The cabin returned to its familiar shades of brown and gray, the miracle dissolving like mist.
Llana watched on with a confounded expression as Usra desperately snatched the child from Chase’s offering arms. The mother cried out in happiness as she pulled him close to her chest.
“Thank you! Thank you. Thank you…”
She could only repeat the words, over and over, as she cradled the infant against her—her sobs now ones of joy.

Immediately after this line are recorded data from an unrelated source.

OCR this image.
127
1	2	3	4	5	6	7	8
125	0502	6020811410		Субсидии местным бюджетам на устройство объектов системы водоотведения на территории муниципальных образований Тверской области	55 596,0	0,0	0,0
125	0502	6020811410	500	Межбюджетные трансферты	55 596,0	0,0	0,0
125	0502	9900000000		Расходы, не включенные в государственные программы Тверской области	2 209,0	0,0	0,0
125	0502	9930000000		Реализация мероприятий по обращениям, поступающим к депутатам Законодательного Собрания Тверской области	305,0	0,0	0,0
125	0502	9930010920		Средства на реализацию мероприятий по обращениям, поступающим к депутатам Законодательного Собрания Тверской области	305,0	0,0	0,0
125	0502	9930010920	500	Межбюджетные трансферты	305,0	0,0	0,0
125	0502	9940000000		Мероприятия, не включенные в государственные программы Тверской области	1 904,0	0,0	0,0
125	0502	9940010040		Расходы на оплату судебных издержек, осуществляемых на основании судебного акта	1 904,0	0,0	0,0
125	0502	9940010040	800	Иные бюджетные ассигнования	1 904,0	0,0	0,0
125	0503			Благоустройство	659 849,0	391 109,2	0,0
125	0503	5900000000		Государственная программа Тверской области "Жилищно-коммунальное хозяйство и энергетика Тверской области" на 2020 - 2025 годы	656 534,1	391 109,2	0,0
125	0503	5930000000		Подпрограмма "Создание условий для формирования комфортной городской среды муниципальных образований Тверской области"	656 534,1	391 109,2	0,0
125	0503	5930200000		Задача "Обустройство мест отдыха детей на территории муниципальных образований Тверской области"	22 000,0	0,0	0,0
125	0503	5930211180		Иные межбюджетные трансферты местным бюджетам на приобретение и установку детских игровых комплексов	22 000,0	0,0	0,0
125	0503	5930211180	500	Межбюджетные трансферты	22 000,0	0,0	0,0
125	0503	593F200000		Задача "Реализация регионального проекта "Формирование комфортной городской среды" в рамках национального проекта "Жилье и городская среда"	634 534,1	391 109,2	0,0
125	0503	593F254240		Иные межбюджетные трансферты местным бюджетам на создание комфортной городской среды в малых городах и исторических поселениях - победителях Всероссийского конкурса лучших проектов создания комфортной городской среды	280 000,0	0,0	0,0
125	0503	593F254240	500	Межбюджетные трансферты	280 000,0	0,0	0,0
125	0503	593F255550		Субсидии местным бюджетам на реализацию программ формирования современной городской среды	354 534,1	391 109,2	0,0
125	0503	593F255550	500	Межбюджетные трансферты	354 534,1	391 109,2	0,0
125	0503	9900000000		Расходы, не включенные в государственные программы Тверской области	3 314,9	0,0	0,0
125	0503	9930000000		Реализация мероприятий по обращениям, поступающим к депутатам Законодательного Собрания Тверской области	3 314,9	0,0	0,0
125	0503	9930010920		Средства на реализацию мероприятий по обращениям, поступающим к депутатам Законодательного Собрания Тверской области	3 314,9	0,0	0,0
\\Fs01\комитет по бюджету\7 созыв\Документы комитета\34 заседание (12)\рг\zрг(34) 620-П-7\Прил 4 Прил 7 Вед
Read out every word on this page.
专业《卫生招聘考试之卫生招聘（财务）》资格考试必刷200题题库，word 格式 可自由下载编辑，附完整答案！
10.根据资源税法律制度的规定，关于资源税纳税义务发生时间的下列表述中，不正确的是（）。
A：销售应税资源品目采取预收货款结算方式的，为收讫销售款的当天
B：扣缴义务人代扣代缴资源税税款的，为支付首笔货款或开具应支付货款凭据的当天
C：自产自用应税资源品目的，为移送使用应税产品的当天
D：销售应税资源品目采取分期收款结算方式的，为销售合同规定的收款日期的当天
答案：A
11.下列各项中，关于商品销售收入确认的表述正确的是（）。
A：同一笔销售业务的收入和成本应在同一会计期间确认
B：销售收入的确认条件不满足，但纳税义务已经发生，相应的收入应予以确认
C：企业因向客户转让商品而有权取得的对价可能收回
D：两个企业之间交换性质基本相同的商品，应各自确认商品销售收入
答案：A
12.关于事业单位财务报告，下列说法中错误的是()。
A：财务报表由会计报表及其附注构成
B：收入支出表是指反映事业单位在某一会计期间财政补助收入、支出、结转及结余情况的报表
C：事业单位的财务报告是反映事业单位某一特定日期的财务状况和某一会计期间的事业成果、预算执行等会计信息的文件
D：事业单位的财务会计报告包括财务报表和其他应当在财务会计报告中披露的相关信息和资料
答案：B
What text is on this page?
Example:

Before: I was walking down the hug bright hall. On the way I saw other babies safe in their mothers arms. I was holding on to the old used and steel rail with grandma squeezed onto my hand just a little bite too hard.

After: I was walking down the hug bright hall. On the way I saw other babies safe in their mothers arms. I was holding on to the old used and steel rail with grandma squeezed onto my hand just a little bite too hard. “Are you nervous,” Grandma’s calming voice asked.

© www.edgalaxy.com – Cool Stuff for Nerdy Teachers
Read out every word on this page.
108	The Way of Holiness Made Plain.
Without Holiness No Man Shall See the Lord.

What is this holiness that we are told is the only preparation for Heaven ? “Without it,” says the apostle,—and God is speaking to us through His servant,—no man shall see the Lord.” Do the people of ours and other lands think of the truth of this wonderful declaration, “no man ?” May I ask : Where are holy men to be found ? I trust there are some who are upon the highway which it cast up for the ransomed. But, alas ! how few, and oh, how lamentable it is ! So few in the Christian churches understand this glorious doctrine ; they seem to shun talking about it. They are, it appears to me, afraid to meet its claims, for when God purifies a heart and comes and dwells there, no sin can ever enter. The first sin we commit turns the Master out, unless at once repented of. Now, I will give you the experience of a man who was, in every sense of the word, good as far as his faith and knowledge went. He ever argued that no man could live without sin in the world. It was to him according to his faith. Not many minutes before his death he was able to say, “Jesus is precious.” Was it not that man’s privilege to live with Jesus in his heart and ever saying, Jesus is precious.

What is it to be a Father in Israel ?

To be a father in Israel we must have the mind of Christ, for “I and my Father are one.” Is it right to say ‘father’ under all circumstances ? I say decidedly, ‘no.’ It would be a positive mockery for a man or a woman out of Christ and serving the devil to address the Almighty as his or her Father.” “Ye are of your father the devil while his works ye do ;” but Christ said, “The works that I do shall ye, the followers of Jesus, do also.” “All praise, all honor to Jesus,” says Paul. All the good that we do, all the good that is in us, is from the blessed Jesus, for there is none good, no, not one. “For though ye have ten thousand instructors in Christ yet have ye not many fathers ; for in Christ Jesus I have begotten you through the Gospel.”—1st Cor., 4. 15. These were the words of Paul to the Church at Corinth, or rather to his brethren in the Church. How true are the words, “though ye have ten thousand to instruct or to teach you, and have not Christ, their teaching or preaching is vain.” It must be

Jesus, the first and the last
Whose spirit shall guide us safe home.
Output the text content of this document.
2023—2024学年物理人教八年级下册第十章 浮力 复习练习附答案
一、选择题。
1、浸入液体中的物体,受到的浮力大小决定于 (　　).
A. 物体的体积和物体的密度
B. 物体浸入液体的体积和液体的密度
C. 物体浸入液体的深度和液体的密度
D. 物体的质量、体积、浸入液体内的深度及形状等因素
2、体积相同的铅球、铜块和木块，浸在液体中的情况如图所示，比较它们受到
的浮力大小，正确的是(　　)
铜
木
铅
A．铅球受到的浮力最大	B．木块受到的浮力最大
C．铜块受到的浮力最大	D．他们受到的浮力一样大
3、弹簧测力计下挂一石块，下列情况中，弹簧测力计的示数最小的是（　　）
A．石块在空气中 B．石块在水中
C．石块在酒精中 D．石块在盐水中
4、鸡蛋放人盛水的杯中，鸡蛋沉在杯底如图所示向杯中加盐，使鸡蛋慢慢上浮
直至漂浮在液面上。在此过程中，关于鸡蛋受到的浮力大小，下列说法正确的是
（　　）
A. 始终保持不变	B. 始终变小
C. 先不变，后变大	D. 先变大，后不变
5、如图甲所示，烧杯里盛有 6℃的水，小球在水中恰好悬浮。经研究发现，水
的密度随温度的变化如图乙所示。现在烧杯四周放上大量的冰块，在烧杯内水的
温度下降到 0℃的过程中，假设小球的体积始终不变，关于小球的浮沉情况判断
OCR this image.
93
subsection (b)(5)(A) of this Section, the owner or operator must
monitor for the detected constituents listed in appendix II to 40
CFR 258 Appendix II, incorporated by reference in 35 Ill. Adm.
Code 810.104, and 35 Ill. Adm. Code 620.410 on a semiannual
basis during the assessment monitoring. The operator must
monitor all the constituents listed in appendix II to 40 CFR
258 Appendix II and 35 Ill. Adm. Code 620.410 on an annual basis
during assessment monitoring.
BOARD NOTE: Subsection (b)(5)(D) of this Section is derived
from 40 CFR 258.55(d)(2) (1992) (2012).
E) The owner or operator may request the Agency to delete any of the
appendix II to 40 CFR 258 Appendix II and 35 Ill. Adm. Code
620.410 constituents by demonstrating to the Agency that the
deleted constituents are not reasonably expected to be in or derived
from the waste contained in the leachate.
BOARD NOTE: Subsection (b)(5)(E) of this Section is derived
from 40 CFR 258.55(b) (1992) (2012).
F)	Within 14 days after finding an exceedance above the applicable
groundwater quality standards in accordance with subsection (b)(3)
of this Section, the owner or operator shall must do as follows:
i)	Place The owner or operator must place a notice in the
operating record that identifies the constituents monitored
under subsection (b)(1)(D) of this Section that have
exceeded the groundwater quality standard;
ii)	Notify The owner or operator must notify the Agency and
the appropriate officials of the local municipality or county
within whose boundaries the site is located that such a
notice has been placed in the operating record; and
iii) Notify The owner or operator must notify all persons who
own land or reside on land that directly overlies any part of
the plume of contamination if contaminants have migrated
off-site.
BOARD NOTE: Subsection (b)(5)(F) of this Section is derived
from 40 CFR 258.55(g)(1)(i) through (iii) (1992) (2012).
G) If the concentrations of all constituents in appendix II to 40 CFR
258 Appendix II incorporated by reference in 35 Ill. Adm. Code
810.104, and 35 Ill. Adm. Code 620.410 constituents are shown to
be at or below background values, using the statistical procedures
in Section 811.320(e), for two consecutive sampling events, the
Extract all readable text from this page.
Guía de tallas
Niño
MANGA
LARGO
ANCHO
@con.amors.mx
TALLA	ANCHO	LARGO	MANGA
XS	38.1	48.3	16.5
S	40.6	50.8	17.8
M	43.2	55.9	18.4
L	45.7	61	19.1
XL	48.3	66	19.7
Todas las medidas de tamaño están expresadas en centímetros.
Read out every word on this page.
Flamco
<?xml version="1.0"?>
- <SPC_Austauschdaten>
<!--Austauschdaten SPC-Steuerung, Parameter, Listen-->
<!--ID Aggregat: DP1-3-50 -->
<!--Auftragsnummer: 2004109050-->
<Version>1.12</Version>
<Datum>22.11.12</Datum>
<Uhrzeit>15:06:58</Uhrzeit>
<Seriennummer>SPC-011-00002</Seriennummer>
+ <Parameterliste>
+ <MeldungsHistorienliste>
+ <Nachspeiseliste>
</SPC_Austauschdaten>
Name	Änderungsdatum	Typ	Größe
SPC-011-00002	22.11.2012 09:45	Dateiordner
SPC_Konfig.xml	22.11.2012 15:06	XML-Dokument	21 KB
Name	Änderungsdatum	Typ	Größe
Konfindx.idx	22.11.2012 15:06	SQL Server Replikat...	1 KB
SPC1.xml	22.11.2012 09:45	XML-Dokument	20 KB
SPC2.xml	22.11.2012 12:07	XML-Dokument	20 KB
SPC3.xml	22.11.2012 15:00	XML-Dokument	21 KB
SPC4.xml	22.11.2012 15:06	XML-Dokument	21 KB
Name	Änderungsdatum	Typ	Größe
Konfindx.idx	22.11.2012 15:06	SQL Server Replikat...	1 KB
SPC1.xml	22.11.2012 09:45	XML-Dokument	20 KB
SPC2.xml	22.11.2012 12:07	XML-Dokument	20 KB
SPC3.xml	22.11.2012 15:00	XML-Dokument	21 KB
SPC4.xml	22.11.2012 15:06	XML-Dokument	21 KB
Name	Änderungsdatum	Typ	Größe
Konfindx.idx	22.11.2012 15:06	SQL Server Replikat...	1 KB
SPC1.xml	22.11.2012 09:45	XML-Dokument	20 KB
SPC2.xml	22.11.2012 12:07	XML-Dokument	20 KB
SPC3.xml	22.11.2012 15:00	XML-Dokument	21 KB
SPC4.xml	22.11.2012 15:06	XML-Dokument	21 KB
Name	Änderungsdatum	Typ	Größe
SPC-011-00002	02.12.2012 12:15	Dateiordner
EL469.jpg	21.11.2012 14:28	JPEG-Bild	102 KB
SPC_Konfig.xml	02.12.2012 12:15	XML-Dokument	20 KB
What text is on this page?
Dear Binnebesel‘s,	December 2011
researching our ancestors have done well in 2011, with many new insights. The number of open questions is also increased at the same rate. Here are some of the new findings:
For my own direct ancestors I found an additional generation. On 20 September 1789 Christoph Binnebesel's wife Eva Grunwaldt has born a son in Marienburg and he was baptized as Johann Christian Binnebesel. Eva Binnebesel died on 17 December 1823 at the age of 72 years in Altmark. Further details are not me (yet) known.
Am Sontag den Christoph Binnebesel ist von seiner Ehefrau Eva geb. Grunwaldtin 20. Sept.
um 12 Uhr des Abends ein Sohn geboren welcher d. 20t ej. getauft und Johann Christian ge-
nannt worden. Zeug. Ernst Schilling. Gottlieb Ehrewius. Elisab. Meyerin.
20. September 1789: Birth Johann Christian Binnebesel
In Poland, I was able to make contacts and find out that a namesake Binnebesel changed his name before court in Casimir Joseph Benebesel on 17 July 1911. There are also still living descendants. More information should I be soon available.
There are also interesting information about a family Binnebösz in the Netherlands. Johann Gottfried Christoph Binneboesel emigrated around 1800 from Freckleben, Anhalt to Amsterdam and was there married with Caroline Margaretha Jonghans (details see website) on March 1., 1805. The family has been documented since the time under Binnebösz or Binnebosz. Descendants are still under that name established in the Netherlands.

The gold hue finally flickered out from Chase’s eyes as she watched the scene, pride warming her otherwise tired expression. She felt the heat dissipate from her vision, the world slowly returning to its normal, muted tones.
Tetsu stared at her with wide eyes—fierce, unblinking. It was only when she turned to meet his gaze that he quickly looked away, cheeks flushing an uncharacteristic red.
“What…” Llana stepped forward cautiously, her voice lower now, a quiet mixture of disbelief and concern. Her eyes were fixed on the white-haired girl, half mesmerized, half suspicious. “...did you just do?”
Before Chase could answer, her heel dug faintly into the wooden floor beneath her with a soft clack. She swayed, clearly struggling to stay upright as her knees buckled under her.
“I’m… tired…” she mumbled at last, voice faint.
Then, she collapsed limply, the world going dark around her.